# Skyscraper Documentary



## Aaron King (Sep 6, 2005)

With a Television production company, we plan on making a Skyscraper Documentary or possibly series. We would like to pitch to various networks as well as a well known high quality film company. Question, would you like to see this? What would you like to see in it? What would make this different than all the others? Such as Extreme Engineering, Frontiers of Construction, etc etc. The main focus would be influences on buildings, controversies, such as spire vs. non spire. The world wide boom in building tall when it was said that it wouldn't happen post 9/11. Where we are headed with supertall structures. All the feedback will be taken into account as strong market research because those that visit this site is who the project is for and geared towards. Thank you!


----------



## Eric Offereins (Jan 1, 2004)

I know Extreme Engineering and Frontiers of Construction, etc. It would be great to
focus on one building from design to completion, add information about the design
process, the occupants, etc and some general info about scrapers.

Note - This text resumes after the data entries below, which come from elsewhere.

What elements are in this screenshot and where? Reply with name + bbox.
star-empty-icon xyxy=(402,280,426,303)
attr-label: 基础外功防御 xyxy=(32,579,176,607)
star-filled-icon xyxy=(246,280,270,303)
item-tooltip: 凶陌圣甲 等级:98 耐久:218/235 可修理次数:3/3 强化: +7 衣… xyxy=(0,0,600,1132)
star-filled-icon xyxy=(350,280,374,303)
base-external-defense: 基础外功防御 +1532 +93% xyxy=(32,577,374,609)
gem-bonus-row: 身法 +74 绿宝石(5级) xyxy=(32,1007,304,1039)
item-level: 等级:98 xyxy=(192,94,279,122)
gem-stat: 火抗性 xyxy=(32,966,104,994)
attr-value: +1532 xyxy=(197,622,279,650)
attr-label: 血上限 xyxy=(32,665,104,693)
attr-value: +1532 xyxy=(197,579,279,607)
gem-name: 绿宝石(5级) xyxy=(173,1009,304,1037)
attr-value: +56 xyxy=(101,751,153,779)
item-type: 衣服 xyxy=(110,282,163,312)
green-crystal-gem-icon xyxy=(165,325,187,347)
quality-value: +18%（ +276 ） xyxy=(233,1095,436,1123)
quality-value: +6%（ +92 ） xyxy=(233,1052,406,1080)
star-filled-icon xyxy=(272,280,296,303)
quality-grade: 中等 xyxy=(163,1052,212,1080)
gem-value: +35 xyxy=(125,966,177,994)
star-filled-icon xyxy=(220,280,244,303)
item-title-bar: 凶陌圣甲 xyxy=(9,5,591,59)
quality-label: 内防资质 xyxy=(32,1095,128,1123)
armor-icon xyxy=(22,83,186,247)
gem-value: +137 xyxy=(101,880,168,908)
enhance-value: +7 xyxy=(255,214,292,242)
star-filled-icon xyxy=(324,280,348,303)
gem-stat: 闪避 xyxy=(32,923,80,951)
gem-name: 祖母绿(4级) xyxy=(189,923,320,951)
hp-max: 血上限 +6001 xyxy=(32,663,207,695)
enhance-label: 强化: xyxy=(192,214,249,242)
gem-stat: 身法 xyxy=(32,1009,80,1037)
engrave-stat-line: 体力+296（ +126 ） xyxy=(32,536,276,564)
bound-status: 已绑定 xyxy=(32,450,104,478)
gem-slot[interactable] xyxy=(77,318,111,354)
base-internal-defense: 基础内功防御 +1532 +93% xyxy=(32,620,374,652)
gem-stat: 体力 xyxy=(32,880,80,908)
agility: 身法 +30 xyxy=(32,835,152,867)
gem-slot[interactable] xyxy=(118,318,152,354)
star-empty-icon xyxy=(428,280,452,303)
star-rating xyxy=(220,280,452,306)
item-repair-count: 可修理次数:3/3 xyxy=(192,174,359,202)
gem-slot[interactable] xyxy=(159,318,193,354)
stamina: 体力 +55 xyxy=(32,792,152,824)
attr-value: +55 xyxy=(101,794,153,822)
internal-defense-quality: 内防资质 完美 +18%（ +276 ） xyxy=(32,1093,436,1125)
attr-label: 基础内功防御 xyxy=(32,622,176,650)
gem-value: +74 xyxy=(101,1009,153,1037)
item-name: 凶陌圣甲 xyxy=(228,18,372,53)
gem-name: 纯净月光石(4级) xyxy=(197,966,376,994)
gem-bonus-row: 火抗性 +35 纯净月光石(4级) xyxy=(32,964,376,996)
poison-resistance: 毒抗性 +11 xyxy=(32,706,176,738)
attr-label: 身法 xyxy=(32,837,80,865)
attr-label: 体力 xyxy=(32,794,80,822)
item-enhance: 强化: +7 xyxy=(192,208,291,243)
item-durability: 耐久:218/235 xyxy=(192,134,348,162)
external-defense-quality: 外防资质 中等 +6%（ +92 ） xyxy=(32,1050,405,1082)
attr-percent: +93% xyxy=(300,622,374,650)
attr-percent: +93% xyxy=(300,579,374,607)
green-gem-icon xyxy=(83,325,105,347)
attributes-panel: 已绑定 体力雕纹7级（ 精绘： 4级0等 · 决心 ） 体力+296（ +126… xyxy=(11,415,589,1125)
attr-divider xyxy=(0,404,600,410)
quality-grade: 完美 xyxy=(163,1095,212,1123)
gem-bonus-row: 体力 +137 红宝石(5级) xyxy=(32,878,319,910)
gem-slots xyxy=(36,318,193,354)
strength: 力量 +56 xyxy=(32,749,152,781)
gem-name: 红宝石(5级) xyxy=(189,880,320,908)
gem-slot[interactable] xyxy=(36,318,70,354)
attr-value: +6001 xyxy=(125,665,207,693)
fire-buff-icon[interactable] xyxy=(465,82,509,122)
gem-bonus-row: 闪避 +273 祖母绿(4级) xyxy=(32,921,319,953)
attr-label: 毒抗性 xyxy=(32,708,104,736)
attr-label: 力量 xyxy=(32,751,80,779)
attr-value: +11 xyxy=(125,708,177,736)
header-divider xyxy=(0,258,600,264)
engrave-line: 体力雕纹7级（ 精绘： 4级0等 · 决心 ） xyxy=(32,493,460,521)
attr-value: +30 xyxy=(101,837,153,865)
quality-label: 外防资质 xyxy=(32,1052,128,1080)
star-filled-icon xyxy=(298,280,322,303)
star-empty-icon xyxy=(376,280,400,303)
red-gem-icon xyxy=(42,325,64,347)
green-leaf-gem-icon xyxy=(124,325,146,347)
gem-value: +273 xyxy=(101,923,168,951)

Maybe you could 
follow the builders on a daily basis over a longer time.


----------



## Aaron King (Sep 6, 2005)

Where would people like to see this? and how? As a series on something like Discovery or National Geographic channel? as a special on one of those channels, or something like IMAX film for the views?


----------



## James Foong (May 12, 2005)

showing in IMAX would be interesting. we got the chance to feel especially during the construction process like erecting steel frame.. its coolest job on earth. Would love to c in NGC or Discovery. Concentrate on 1 tower. Design process n execution of the tower are main agendas i would be interested. Also, dont pick towers that matter for one region's favourite like sears tower. its old, n bored. get something thats the world want it to c.. like swiss re, turning torso, petronas - all these are modern engineering challenge. Y not also consider earthquake or hurricane resisting towers, which u can find many in los angeles n tokyo. how they overcome it, n how do the occupants feel like in those towers? And most importantly, building architecture must be emphasized on each tower documented.


----------



## TheOingoBoingoBandit (Mar 16, 2005)

IMAX in 3D!!! :eek2:


----------



## neil (Jan 20, 2005)

BBC


----------



## Aaron King (Sep 6, 2005)

bump


----------



## Aaron King (Sep 6, 2005)

I would really appreciate some feedback on this and more responses or we really can't justify doing the documentary at all. It needs to be shown that people would want to see this. I thank those that have submitted opinions but there's been nearly 200 views of this with very little feedback. Your opinions would be much appreciated. Thank you, Aaron King


----------



## Aaron King (Sep 6, 2005)

Just wondering, what is your preference? a documentary about the building upwards of Dubai? or a start to finish about the fordham spire? or Freedom Tower, even though that one will be covered extensively. So Dubai? or FS?


----------



## Andrew (Sep 11, 2002)

Both would be very interesting in my opinion. One thing though is that the US and NYC in particular is allready associated with skyscrapers, there have been many programmes about New York towers and architecture. It might be more interesting to represent the Asian skyscraper boom. However coming to think of it, it would also be very interesting to document the Fordham Spire as it and Freedom Tower are really the first major skyscrapers to be planned for New York since 9/11 (of course there have been other towers built but not ones that set new boundaries for height in the city). I have a feeling it will be a significant moment in NYC history when they see a new skyscraper yet again surpass the height of the Empire State. It would be interesting to get people's views and reactions to this in light of 9/11.
Heck, both Dubai and NYC sound like brilliant topics to follow, maybe you could do them both in parallel, it'd be an interesting contrast.


----------



## vincent (Sep 12, 2002)

sounds like Taipei 101 is a must visit. The first and the only super tall in the world that locates in a active earthquake zone + hurricance zone. And world's tallest building.


----------